Wormhole allows users to send and receive crypto between multiple blockchains. An attacker found a vulnerability in the protocol’s smart contract and was able to mint 120,000 wETH on Solana (SOL) without collateral, and then exchange it for ETH.
At the time, it was flagged as the largest exploit of 2022 and is the third largest log leak overall for the year.
2: FTX wallet hack – $477 million
During the start of FTX’s bankruptcy proceedings on Nov. 11-12, a series of unauthorized transactions took place on the exchange, with Elliptic claiming that around $477 million worth of crypto was stolen.
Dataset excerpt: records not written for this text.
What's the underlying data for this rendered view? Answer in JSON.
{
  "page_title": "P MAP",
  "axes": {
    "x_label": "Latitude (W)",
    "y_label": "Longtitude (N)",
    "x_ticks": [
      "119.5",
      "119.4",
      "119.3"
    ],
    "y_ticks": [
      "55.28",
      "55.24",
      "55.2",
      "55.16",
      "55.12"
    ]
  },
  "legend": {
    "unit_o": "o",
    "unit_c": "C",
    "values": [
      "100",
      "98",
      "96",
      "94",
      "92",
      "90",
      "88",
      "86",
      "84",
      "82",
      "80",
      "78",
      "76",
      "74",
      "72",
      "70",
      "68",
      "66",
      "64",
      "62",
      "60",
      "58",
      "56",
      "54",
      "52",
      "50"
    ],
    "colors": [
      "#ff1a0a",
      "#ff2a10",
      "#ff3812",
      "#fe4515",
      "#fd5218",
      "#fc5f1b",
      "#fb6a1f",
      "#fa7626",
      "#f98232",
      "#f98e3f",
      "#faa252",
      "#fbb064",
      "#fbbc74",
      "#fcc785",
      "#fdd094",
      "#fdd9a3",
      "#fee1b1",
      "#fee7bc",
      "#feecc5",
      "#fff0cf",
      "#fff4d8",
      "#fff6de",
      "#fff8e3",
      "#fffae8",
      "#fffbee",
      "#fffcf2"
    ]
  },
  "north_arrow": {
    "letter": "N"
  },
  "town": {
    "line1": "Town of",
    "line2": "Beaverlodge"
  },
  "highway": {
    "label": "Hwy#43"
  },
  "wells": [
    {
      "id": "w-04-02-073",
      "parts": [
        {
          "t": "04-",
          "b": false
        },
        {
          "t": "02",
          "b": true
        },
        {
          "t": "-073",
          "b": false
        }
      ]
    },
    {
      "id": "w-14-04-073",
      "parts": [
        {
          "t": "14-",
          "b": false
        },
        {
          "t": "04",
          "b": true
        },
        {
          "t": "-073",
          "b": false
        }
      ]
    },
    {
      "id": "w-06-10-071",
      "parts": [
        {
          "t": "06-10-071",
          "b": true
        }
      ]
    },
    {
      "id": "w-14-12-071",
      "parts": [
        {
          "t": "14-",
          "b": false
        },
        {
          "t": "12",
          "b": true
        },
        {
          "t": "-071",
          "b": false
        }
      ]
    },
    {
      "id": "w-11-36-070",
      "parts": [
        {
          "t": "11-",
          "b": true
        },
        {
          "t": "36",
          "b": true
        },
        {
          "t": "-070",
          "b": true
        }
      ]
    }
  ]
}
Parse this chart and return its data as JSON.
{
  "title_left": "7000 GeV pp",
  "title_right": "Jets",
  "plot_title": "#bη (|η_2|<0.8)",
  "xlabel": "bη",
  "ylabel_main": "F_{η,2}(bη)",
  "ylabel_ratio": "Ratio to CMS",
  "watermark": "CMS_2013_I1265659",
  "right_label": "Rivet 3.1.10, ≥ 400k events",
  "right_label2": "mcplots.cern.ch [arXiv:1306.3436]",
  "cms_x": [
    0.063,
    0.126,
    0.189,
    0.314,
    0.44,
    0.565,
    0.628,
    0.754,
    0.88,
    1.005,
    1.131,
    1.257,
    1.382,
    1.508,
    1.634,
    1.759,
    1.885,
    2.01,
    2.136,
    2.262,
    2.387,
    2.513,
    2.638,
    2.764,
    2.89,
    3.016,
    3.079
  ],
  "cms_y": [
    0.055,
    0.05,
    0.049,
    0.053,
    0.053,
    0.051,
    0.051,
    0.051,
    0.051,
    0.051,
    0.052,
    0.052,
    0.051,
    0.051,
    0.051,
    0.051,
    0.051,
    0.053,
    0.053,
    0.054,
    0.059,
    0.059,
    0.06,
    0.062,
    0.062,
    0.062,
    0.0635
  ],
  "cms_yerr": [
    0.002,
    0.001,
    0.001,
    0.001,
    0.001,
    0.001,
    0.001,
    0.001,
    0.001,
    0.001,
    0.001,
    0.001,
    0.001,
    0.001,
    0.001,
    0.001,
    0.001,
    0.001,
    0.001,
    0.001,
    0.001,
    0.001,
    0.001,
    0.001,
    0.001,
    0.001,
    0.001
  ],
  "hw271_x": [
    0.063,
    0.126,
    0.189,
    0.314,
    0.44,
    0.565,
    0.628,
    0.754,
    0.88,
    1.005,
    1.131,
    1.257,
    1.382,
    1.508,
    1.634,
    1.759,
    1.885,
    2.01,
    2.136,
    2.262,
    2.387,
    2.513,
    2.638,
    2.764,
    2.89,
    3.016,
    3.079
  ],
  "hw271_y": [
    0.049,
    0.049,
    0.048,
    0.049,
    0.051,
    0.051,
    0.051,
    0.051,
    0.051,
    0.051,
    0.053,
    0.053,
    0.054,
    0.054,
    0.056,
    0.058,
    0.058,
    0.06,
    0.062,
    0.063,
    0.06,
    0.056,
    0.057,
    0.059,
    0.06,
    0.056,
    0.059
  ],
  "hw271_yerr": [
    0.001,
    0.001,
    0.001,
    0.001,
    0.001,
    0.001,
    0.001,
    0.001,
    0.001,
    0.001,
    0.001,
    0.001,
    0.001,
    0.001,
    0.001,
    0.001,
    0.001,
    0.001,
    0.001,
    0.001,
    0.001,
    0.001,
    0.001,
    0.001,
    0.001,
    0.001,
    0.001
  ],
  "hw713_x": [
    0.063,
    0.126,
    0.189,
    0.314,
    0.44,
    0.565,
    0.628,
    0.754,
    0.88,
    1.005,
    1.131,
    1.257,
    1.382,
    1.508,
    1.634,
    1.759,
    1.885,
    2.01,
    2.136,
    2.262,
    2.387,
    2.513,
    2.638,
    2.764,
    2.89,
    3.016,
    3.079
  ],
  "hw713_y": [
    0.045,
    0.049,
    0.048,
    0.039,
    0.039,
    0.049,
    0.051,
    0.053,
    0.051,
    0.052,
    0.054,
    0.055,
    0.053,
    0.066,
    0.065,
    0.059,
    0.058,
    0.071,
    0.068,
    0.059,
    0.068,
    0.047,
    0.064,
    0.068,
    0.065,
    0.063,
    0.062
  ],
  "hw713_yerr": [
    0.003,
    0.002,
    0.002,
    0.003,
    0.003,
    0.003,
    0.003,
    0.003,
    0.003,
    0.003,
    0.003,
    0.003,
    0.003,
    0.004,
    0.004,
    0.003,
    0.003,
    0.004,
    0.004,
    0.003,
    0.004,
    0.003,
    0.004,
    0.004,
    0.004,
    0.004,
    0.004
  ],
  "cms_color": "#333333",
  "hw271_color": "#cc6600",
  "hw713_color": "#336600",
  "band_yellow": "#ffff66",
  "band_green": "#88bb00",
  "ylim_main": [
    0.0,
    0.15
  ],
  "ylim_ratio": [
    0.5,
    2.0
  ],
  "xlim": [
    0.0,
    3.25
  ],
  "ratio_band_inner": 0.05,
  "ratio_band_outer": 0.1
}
Sam Bankman-Fried said in a Nov. 16 interview that he believes it was “either a former employee or somewhere someone installed malware on a former employee’s computer,” and narrowed the culprit down to eight people before he systems of the company were excluded from the proceedings.
Related: 7 Biggest Crypto Crashes Of 2022 That The Industry Would Like To Forget
On Dec. 27, the US Department of Justice reportedly launched an investigation into the whereabouts of around $372 million of the missing crypto.
1: Ronin Bridge Hack – $612 million
The biggest exploit of 2022 took place on March 23, when the Ronin bridge was exploited for around $612 million – 173,600 ETH and $25.5 million in coin (USDC).
Ronin is an Ethereum sidechain built for Axie Infinity, an NFT (Play-to-Earn Nonfungible Token) game. Sky Mavis, the developers of Axie Infinity, said the hackers gained access to private keys, compromised validator nodes and approved transactions that drained funds from the bridge.
The US Treasury Department updated its list of Specially Designated Nationals and Blocked Persons (SDN) on April 14 to reflect the possibility that the Lazarus Group was behind the bridge exploit.
The Ronin Bridge hack is the largest cryptocurrency exploit ever.